Thermodynamic inhibition of bromine-rich phase nucleation in wide-bandgap perovskites for operationally stable tandem solar cells

Abstract

Operational instability in wide-bandgap (WBG) perovskites, predominantly caused by light-induced halide phase segregation, remains a major obstacle to the commercialization of perovskite-based tandem solar cells. Current strategies focus on mitigating the consequences of halide migration rather than targeting its fundamental origin. In this study, we reveal that the preferential nucleation of bromine-rich phases during film formation initiates intrinsic compositional inhomogeneity, which subsequently accelerates halide migration and phase segregation under operational stressors. We develop a preemptive inhibition strategy by introducing potassium thiocyanate, which suppresses halide segregation by raising the nucleation energy barrier of bromine-rich phases from the outset, thereby achieving a thermodynamically stabilized halide distribution. This approach enables 1.68 eV single-junction devices to achieve a high power conversion efficiency of 23.50%, with the devices simultaneously demonstrating excellent stability by maintaining 98% of their initial efficiency over 2240 hours of continuous maximum power point tracking.

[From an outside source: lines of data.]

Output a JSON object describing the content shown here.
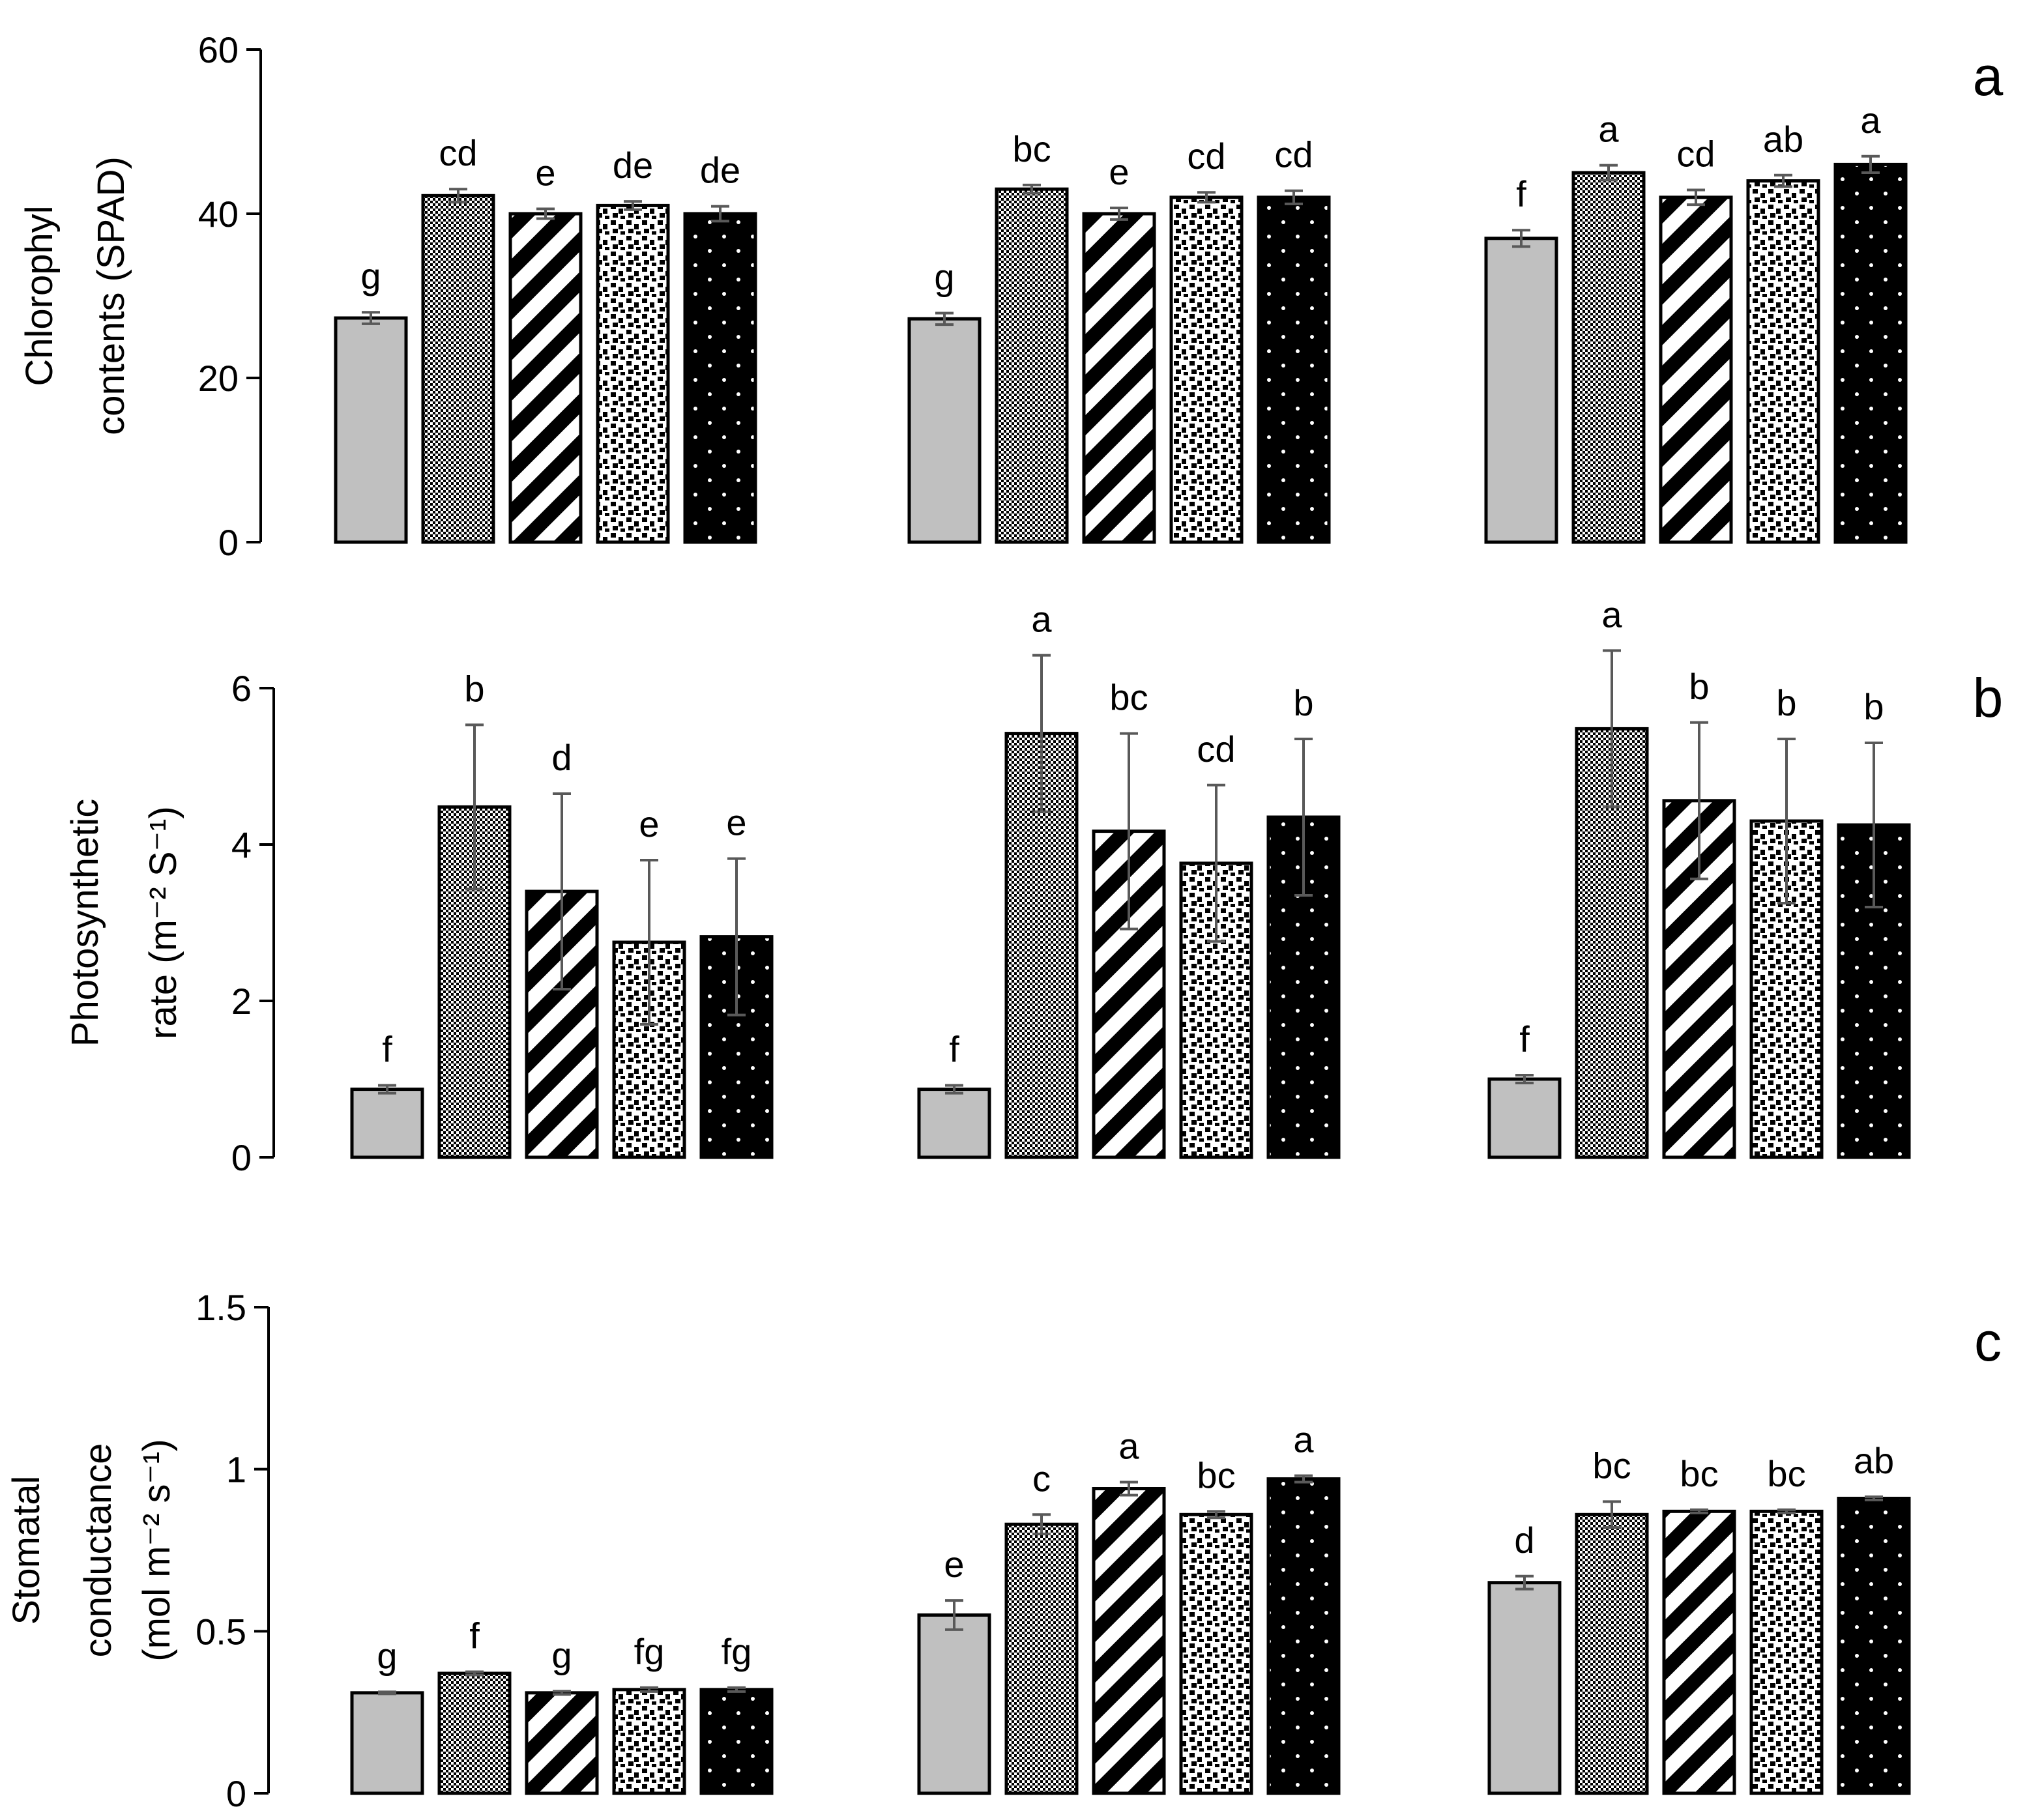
{
  "chart_data": [
    {
      "type": "bar",
      "panel_label": "a",
      "ylabel_lines": [
        "Chlorophyl",
        "contents (SPAD)"
      ],
      "ylim": [
        0,
        60
      ],
      "yticks": [
        0,
        20,
        40,
        60
      ],
      "ytick_labels": [
        "0",
        "20",
        "40",
        "60"
      ],
      "groups": [
        {
          "values": [
            27.3,
            42.2,
            40.0,
            41.0,
            40.0
          ],
          "errors": [
            0.7,
            0.8,
            0.6,
            0.5,
            0.9
          ],
          "labels": [
            "g",
            "cd",
            "e",
            "de",
            "de"
          ]
        },
        {
          "values": [
            27.2,
            43.0,
            40.0,
            42.0,
            42.0
          ],
          "errors": [
            0.7,
            0.5,
            0.7,
            0.6,
            0.8
          ],
          "labels": [
            "g",
            "bc",
            "e",
            "cd",
            "cd"
          ]
        },
        {
          "values": [
            37.0,
            45.0,
            42.0,
            44.0,
            46.0
          ],
          "errors": [
            1.0,
            0.9,
            0.9,
            0.7,
            1.0
          ],
          "labels": [
            "f",
            "a",
            "cd",
            "ab",
            "a"
          ]
        }
      ]
    },
    {
      "type": "bar",
      "panel_label": "b",
      "ylabel_lines": [
        "Photosynthetic",
        "rate (m⁻² S⁻¹)"
      ],
      "ylim": [
        0,
        6
      ],
      "yticks": [
        0,
        2,
        4,
        6
      ],
      "ytick_labels": [
        "0",
        "2",
        "4",
        "6"
      ],
      "groups": [
        {
          "values": [
            0.87,
            4.48,
            3.4,
            2.75,
            2.82
          ],
          "errors": [
            0.05,
            1.05,
            1.25,
            1.05,
            1.0
          ],
          "labels": [
            "f",
            "b",
            "d",
            "e",
            "e"
          ]
        },
        {
          "values": [
            0.87,
            5.42,
            4.17,
            3.76,
            4.35
          ],
          "errors": [
            0.05,
            1.0,
            1.25,
            1.0,
            1.0
          ],
          "labels": [
            "f",
            "a",
            "bc",
            "cd",
            "b"
          ]
        },
        {
          "values": [
            1.0,
            5.48,
            4.56,
            4.3,
            4.25
          ],
          "errors": [
            0.05,
            1.0,
            1.0,
            1.05,
            1.05
          ],
          "labels": [
            "f",
            "a",
            "b",
            "b",
            "b"
          ]
        }
      ]
    },
    {
      "type": "bar",
      "panel_label": "c",
      "ylabel_lines": [
        "Stomatal",
        "conductance",
        "(mol m⁻² s⁻¹)"
      ],
      "ylim": [
        0,
        1.5
      ],
      "yticks": [
        0,
        0.5,
        1,
        1.5
      ],
      "ytick_labels": [
        "0",
        "0.5",
        "1",
        "1.5"
      ],
      "groups": [
        {
          "values": [
            0.31,
            0.37,
            0.31,
            0.32,
            0.32
          ],
          "errors": [
            0.003,
            0.005,
            0.005,
            0.006,
            0.006
          ],
          "labels": [
            "g",
            "f",
            "g",
            "fg",
            "fg"
          ]
        },
        {
          "values": [
            0.55,
            0.83,
            0.94,
            0.86,
            0.97
          ],
          "errors": [
            0.045,
            0.03,
            0.02,
            0.01,
            0.01
          ],
          "labels": [
            "e",
            "c",
            "a",
            "bc",
            "a"
          ]
        },
        {
          "values": [
            0.65,
            0.86,
            0.87,
            0.87,
            0.91
          ],
          "errors": [
            0.02,
            0.04,
            0.005,
            0.005,
            0.005
          ],
          "labels": [
            "d",
            "bc",
            "bc",
            "bc",
            "ab"
          ]
        }
      ]
    }
  ],
  "colors": {
    "bar_fill_solid": "#c0c0c0",
    "bar_outline": "#000000",
    "error_bar": "#595959",
    "axis": "#000000"
  },
  "bar_patterns": [
    "solid-gray",
    "checkerboard",
    "diagonal-stripes",
    "confetti",
    "black-white-dots"
  ]
}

Leveraging this stable absorber, we realize a perovskite-silicon tandem solar cell with a remarkable efficiency of 33.08% (certified 32.52%), which retains its performance over 540 hours of outdoor operation and achieves an extrapolated T90 lifetime exceeding 9700 hours under continuous maximum power point tracking. Furthermore, we demonstrate the broad applicability of this stabilization strategy across WBG perovskites. The 1.68-1.88 eV compositions show exceptional spectral stability with negligible photoluminescence shifts under identical stress conditions, enabling efficient single-junction devices with efficiencies of 20.37% (1.77 eV) and 18.11% (1.88 eV), as well as high-performance all-perovskite (28.18%, certified 28.17%) and perovskite-organic (25.66%) tandem solar cells.